Today, the Hôtel Dieu has 350 beds and it’s the primary casualty centre for emergency cases in the first nine arrondissements in Paris. It also specialises in research into and the treatment of diabetes and it has a major ophthalmology department, which caters for ophthalmic emergencies, surgery and research.
Recently, I went to have a look at the Hôtel Dieu. From both the outside and the inside it has the feel of rather a cold, unwelcoming place.
Like most 19th century hospitals its buildings are arranged around a central courtyard connected by colonnaded walkways.
Beneath these walkways are long, seemingly endless corridors, which have a rather haunting feel to them.
Whilst these long corridors have a curious haunting elegance about them and the hospital wards themselves are perfectly clean and functional, the spaces in between are rather shabby and have a run-down feel. The entrance to the ophthalmic emergency unit for example doesn’t really inspire confidence even though it’s a state-of-the-art facility.
Regular visitors to this blog will know that, whilst I have a passion for the city of Paris, I have an even greater passion for its sounds and I found the sounds inside the Hôtel Dieu simply fascinating.
To illustrate that, I offer you two sound pieces, both recorded inside the hospital but both recorded in different ways. Both illustrate how sound can describe the atmosphere a place and create images equally as powerful as words or pictures.
The first piece is a soundwalk inside the hospital. I simply recorded as I walked along the corridors and in and out of any door that would let me pass. I didn’t of course invade any private areas – the emergency room, the wards or the laboratories, I simply kept to the public spaces.
Hôtel Dieu – A Soundwalk:
In the first piece I walked through the hospital discovering the sounds. In the next piece, I sat in one place and let the hospital walk past me.
I sat on a long wooden bench in the seemingly endless corridor shown above, outside what I discovered was the bloc opératoire which to my ear at least sounds much more elegant than the operating theatres.
Hôtel Dieu – Outside the bloc opératoire:
If you listen carefully, amongst other things you can hear the soft tread of operating theatre staff dressed in hospital scrubs and white coats returning to work after lunch.
Both these sound pieces illustrate the everyday sounds of a busy hospital, sounds that would go largely unnoticed to the ordinary visitor or to someone with more important things on their mind.
People often ask me why I record sounds like these and my answer is always the same.
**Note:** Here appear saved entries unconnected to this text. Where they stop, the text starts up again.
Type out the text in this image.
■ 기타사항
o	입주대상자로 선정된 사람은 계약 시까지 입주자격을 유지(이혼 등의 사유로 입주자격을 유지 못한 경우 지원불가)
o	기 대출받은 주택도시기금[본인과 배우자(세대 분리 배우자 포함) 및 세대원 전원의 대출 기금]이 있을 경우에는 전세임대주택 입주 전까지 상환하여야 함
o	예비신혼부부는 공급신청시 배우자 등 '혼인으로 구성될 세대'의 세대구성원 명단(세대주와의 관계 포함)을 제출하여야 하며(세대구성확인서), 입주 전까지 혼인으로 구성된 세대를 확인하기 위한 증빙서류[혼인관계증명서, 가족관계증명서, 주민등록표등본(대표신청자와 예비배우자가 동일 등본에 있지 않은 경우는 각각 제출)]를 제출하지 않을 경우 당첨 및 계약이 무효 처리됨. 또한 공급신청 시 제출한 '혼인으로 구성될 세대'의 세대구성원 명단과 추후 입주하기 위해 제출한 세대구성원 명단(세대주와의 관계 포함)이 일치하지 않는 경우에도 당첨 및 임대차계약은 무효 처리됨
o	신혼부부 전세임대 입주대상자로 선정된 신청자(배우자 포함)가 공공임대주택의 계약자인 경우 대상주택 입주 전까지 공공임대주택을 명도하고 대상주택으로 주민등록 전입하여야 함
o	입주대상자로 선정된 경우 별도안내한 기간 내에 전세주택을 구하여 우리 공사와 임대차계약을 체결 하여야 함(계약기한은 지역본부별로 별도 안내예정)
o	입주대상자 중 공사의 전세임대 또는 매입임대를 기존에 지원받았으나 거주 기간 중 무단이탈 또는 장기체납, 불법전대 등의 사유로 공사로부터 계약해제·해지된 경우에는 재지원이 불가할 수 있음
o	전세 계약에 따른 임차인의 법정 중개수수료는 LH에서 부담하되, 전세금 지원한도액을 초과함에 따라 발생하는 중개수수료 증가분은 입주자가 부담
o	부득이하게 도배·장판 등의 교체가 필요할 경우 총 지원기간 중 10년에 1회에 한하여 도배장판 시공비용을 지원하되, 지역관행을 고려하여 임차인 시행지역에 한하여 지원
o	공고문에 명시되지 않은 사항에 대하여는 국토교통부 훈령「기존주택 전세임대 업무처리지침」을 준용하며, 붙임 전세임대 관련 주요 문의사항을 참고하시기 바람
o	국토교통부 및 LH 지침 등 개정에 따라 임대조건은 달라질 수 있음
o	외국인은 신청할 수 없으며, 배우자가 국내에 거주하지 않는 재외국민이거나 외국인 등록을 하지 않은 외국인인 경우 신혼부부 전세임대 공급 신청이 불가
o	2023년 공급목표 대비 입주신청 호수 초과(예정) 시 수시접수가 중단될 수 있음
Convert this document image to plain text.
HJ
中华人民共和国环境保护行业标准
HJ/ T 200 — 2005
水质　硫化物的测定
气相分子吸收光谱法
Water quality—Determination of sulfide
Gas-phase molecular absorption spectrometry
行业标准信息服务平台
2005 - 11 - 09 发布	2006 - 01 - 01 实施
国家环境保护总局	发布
For most of our history we have used artefacts, architecture, pictures and words to create a vision of our past. It’s only in the last ten seconds or so on our historical clock that we’ve been able to capture and archive sound. Almost all our sonic heritage has passed by completely unrecorded.
In the 16th century this hospital catered for some 3,500 patients at a time often with four or more to a bed. In 1832 it was overwhelmed with victims of the great cholera outbreak. We have written and pictorial evidence of what the hospital was like during those times but we have none of its contemporary sounds to listen to. Sitting on my long wooden bench in a seemingly endless corridor I was not only able to listen to and record today’s sounds of this place but to create a record of these sounds for others, now and in the future, to explore. I think I may even have been able to hear faint echoes of this place’s past.
As a final note, I have to record that the Hôtel Dieu has an uncertain future.
Thanks to a restructuring of l’Assistance Publique Hôpiteaux de Paris, the body that oversees the hospital, changes are afoot. There are proposals to close the emergency department and to change the hospital into a Hôpital Universitaire de Santé Publique, in effect, a teaching hospital which will take walk-in patients without appointment. That’s why there are banners up on the hospital walls and why the CGT union were collecting signatures for a petition on the day I went.
If these changes come to pass then maybe the sounds I recorded in the Hôtel Dieu will become more important than I thought – a genuine piece of history captured before this hospital as we know it disappears.